Czynników, które o tym decydują, jest kilka. Pierwszym i zapewne najważniejszym jest bieda. Jak wskazuje raport, tylko 12 proc. mieszkańców terenów miejskich w Polsce cierpi biedę. Dla obszarów wiejskich wskaźnik ten jest o 14 punktów procentowych wyższy - i wynosi 26 proc. Statystycznie więc trudno oczekiwać, by mieszkańcy wsi żyli dłużej - skoro wśród nich jest ponad dwa razy więcej ludzi żyjących w skrajnej biedzie. To właśnie czynniki socjologiczno-ekonomiczne raport WHO wymienia jako jedne z najbardziej istotnych dla naszego stanu zdrowia.
Z punktu widzenia WHO również edukacja ma bardzo duży wpływ na nasze zdrowie. Tutaj, oczywiście, tereny wiejskie nie mogą konkurować z miejskimi. W miastach dostęp do edukacji jest po prostu znacznie większy.

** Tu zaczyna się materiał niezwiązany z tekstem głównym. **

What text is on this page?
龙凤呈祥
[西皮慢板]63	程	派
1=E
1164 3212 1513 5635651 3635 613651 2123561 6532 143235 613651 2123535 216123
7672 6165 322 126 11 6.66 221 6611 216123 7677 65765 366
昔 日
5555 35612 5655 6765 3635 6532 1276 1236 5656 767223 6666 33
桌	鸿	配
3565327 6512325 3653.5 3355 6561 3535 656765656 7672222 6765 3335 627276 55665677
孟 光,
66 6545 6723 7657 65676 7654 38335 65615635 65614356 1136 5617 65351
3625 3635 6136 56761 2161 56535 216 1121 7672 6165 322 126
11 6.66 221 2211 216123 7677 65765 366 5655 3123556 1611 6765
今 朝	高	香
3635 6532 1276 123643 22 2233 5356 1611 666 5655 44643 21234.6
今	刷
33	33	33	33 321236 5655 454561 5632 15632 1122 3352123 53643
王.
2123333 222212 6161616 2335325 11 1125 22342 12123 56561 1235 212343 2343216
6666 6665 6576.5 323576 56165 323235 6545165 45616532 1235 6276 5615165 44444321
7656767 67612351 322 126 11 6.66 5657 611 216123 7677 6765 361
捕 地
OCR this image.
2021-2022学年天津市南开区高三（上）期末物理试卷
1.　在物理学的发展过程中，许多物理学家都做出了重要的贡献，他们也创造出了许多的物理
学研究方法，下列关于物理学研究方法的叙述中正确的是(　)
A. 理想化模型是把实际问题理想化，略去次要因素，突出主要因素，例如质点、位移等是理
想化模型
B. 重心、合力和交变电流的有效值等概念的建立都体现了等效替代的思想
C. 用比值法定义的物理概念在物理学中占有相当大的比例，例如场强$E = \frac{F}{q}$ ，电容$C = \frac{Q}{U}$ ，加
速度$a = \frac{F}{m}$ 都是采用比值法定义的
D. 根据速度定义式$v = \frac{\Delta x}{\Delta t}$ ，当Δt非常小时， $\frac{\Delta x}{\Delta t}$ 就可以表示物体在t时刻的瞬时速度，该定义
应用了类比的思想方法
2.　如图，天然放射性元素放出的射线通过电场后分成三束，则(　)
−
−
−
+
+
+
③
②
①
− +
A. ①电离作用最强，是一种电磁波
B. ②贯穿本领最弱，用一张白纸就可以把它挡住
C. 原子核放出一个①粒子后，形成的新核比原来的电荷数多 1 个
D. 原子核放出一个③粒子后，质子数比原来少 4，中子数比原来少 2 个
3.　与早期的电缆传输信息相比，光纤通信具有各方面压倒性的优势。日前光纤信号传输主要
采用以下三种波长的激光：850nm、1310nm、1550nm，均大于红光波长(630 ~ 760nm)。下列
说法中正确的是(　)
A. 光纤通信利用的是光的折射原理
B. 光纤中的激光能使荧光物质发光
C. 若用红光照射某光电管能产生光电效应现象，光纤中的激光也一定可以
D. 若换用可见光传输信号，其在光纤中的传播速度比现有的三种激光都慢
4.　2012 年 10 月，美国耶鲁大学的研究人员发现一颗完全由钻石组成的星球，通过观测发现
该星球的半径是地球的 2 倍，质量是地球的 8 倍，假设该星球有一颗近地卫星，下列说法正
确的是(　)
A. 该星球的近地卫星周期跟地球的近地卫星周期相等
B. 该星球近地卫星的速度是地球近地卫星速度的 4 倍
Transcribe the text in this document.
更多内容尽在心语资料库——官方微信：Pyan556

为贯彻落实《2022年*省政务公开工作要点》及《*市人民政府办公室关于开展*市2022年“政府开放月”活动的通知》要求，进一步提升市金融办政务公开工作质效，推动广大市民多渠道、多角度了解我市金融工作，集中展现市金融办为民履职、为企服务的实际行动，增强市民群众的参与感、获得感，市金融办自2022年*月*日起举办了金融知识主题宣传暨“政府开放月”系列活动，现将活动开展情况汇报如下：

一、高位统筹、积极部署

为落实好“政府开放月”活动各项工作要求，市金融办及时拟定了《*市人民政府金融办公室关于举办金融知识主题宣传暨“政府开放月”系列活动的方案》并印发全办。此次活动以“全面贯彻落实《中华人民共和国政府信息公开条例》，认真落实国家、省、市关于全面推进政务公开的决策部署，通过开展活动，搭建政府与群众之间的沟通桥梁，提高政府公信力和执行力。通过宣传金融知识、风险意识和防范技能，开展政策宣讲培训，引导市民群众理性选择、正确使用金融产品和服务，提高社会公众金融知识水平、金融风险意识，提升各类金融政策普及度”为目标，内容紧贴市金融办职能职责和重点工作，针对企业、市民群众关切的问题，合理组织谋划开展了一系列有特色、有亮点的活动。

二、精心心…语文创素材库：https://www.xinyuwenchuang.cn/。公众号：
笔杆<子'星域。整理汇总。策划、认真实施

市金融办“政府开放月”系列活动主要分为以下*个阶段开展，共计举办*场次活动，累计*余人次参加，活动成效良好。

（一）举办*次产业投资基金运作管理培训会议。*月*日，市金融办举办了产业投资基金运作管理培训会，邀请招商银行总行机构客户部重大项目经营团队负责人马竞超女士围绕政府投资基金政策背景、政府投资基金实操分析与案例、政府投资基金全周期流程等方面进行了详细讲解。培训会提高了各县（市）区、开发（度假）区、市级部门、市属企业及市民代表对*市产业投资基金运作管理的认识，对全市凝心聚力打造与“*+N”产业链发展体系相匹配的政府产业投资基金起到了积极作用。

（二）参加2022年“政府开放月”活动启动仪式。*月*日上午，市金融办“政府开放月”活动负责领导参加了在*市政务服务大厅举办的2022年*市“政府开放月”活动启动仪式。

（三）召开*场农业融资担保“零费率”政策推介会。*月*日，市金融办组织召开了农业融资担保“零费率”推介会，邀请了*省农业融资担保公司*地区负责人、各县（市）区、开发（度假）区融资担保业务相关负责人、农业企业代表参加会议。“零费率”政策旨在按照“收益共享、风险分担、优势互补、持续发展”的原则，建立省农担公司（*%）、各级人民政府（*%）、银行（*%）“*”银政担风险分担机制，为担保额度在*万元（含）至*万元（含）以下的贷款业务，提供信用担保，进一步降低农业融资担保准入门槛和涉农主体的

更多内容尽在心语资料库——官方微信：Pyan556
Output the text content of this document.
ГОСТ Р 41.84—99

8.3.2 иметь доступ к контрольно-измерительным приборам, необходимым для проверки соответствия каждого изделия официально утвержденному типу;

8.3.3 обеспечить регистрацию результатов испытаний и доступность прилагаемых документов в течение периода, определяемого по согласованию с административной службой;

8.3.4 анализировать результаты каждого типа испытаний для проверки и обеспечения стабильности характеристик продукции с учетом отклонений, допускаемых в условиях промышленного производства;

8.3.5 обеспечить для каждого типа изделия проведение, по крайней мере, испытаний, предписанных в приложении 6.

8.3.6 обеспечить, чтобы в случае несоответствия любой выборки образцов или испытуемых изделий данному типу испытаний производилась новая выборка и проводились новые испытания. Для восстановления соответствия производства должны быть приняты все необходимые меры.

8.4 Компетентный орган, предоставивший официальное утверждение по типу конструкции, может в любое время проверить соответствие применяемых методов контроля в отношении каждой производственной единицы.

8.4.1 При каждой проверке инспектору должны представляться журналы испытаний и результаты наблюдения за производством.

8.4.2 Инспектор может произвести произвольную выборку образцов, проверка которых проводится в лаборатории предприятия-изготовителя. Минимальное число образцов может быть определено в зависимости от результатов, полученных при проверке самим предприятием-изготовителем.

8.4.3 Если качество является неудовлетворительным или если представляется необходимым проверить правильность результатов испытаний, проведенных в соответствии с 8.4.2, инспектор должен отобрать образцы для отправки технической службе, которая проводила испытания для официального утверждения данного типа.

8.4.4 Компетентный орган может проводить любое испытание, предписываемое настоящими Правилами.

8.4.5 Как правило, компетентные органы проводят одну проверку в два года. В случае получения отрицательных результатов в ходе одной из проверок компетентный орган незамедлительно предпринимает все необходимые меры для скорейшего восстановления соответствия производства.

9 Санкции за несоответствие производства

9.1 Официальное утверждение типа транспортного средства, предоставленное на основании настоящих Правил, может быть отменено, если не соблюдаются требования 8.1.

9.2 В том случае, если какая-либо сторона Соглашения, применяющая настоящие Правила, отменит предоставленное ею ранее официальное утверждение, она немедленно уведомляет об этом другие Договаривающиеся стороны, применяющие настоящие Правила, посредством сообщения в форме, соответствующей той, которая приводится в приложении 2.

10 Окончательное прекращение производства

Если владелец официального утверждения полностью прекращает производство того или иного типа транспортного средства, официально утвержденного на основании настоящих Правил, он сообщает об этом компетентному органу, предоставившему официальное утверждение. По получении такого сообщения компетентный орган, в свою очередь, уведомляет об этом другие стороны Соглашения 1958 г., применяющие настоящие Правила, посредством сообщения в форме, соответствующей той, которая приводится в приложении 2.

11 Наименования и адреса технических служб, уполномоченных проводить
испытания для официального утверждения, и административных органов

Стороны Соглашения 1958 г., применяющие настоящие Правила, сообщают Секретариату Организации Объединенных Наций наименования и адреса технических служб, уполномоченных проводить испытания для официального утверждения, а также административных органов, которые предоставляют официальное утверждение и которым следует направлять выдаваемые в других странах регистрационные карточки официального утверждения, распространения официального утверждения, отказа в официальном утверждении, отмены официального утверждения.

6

Dziwić może jednak fakt, że wedle badań pieniądze - a w zasadzie dochód - nie powodują, że jesteśmy zdrowsi. Jak twierdzi WHO, wysokie dochody są jasno skorelowane z wysokim poziomem glukozy i cholesterolu we krwi, a także obwodem w pasie. Wygląda więc na to, że zamiast wydawać na opiekę medyczną i kartę na siłownię, wolimy niezdrowe jedzenie.
Mimo wszystko wygląda jednak na to, że sielskie życie sprzyjające zdrowiu to tylko wyobrażenie bogatych mieszczuchów - rzeczywistość jest odrobinę bardziej brutalna.